First in 2007, when he was rumored (wrongly, probably) to be the successor for Lloyd Carr. Michigan eventually ended the rumors and speculations by choosing Rich Rodriguez from West Virginia. A few years later, after Rich Rodriguez was let go at the end of the 2010 season, Miles’ name came up one more time. Michigan athletic director David Brandon, who was a teammate of Miles’ at Michigan, reportedly flew to Baton Rouge to meet with Miles after LSU defeated Texas A&M in the 2011 Cotton Bowl Classic.
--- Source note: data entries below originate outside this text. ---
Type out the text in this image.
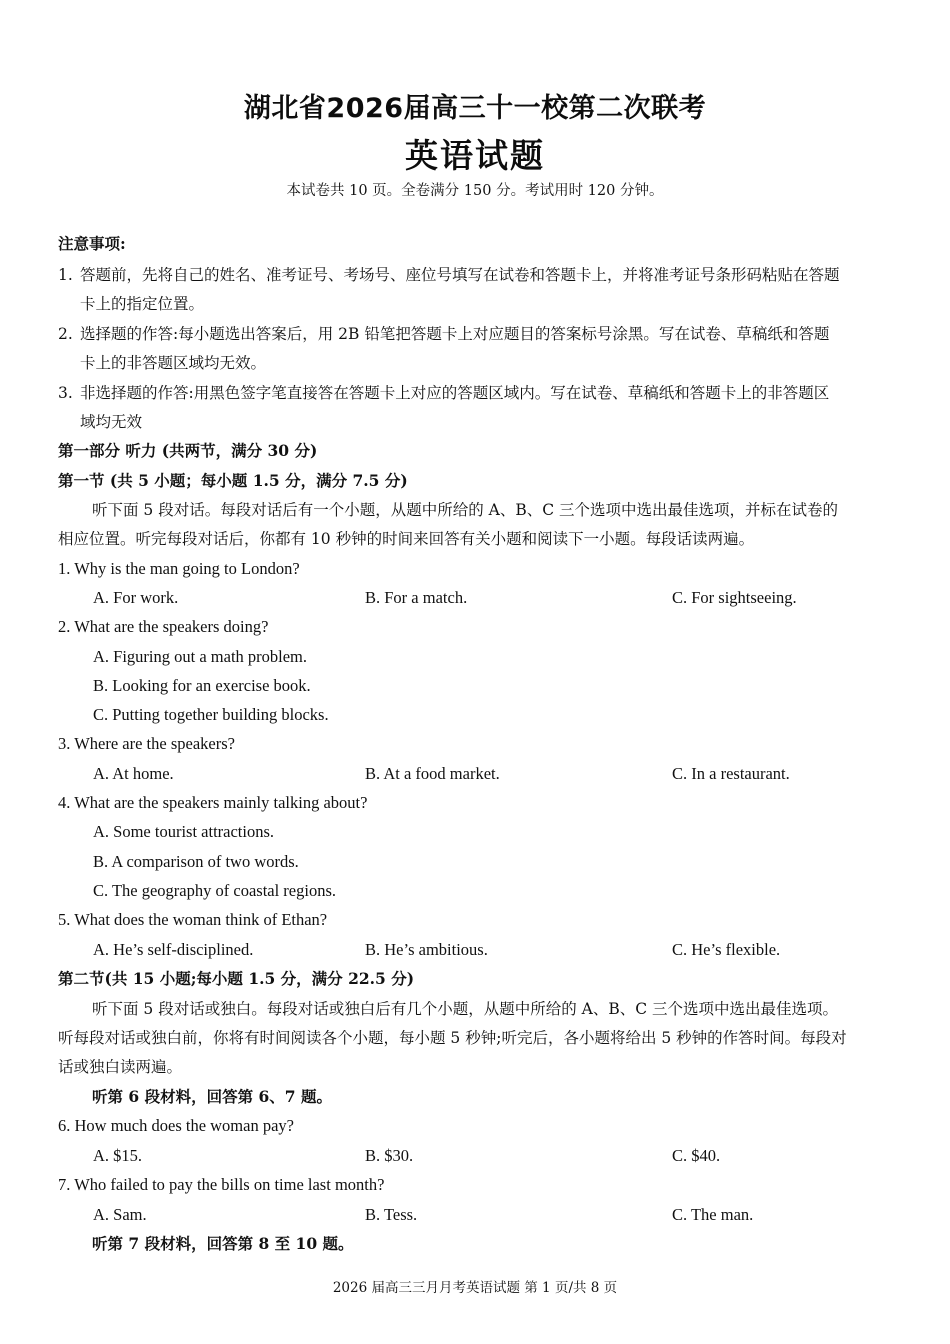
湖北省2026届高三十一校第二次联考
英语试题
本试卷共 10 页。全卷满分 150 分。考试用时 120 分钟。
注意事项:
1. 答题前，先将自己的姓名、准考证号、考场号、座位号填写在试卷和答题卡上，并将准考证号条形码粘贴在答题
卡上的指定位置。
2. 选择题的作答:每小题选出答案后，用 2B 铅笔把答题卡上对应题目的答案标号涂黑。写在试卷、草稿纸和答题
卡上的非答题区域均无效。
3. 非选择题的作答:用黑色签字笔直接答在答题卡上对应的答题区域内。写在试卷、草稿纸和答题卡上的非答题区
域均无效
第一部分 听力 (共两节，满分 30 分)
第一节 (共 5 小题；每小题 1.5 分，满分 7.5 分)
听下面 5 段对话。每段对话后有一个小题，从题中所给的 A、B、C 三个选项中选出最佳选项，并标在试卷的
相应位置。听完每段对话后，你都有 10 秒钟的时间来回答有关小题和阅读下一小题。每段话读两遍。
1. Why is the man going to London?
A. For work.	B. For a match.	C. For sightseeing.
2. What are the speakers doing?
A. Figuring out a math problem.
B. Looking for an exercise book.
C. Putting together building blocks.
3. Where are the speakers?
A. At home.	B. At a food market.	C. In a restaurant.
4. What are the speakers mainly talking about?
A. Some tourist attractions.
B. A comparison of two words.
C. The geography of coastal regions.
5. What does the woman think of Ethan?
A. He’s self-disciplined.	B. He’s ambitious.	C. He’s flexible.
第二节(共 15 小题;每小题 1.5 分，满分 22.5 分)
听下面 5 段对话或独白。每段对话或独白后有几个小题，从题中所给的 A、B、C 三个选项中选出最佳选项。
听每段对话或独白前，你将有时间阅读各个小题，每小题 5 秒钟;听完后，各小题将给出 5 秒钟的作答时间。每段对
话或独白读两遍。
听第 6 段材料，回答第 6、7 题。
6. How much does the woman pay?
A. $15.	B. $30.	C. $40.
7. Who failed to pay the bills on time last month?
A. Sam.	B. Tess.	C. The man.
听第 7 段材料，回答第 8 至 10 题。
2026 届高三三月月考英语试题 第 1 页/共 8 页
There was no denying this time from Miles, LSU or Michigan regarding the conversation and the meeting; not even about the content. Miles took the fifth. Eventually, whatever was said in those talks, Miles decided to stay with LSU. He led them to the national championship game, losing to Alabama. According to sources, he was offered more money than what Arkansas offered him yesterday. If he refused his Alma Mater for more money, why would he go to a school that’s perennially inferior to his, in the same division?
Miles bought himself a lot of haters after his alleged behavior in the national champions game last season; the whole Jarrett Lee, Jordan Jeffereson issue, and LSU’s awful offensive performance, barely making it past the halfway line most of the night. But with a 85-20 record up to this point, 34-5 in the last three seasons alone, it’s hard to find someone who thinks letting Miles go is a good idea.
And Miles leaving sounds like a bad one as well. He’s got everything going here in terms of recruiting and his staff. He could also win a national championship next season with virtually everyone from a budding offense returning. There’s about zero chance he throws all that away for some kind of new challenge in untested waters. Money isn’t everything, and there’s a good chance that this kind of offer, acknowledged by LSU, Miles and his agent, will pave the way for another raise (some say well deserved) in Miles’ contract.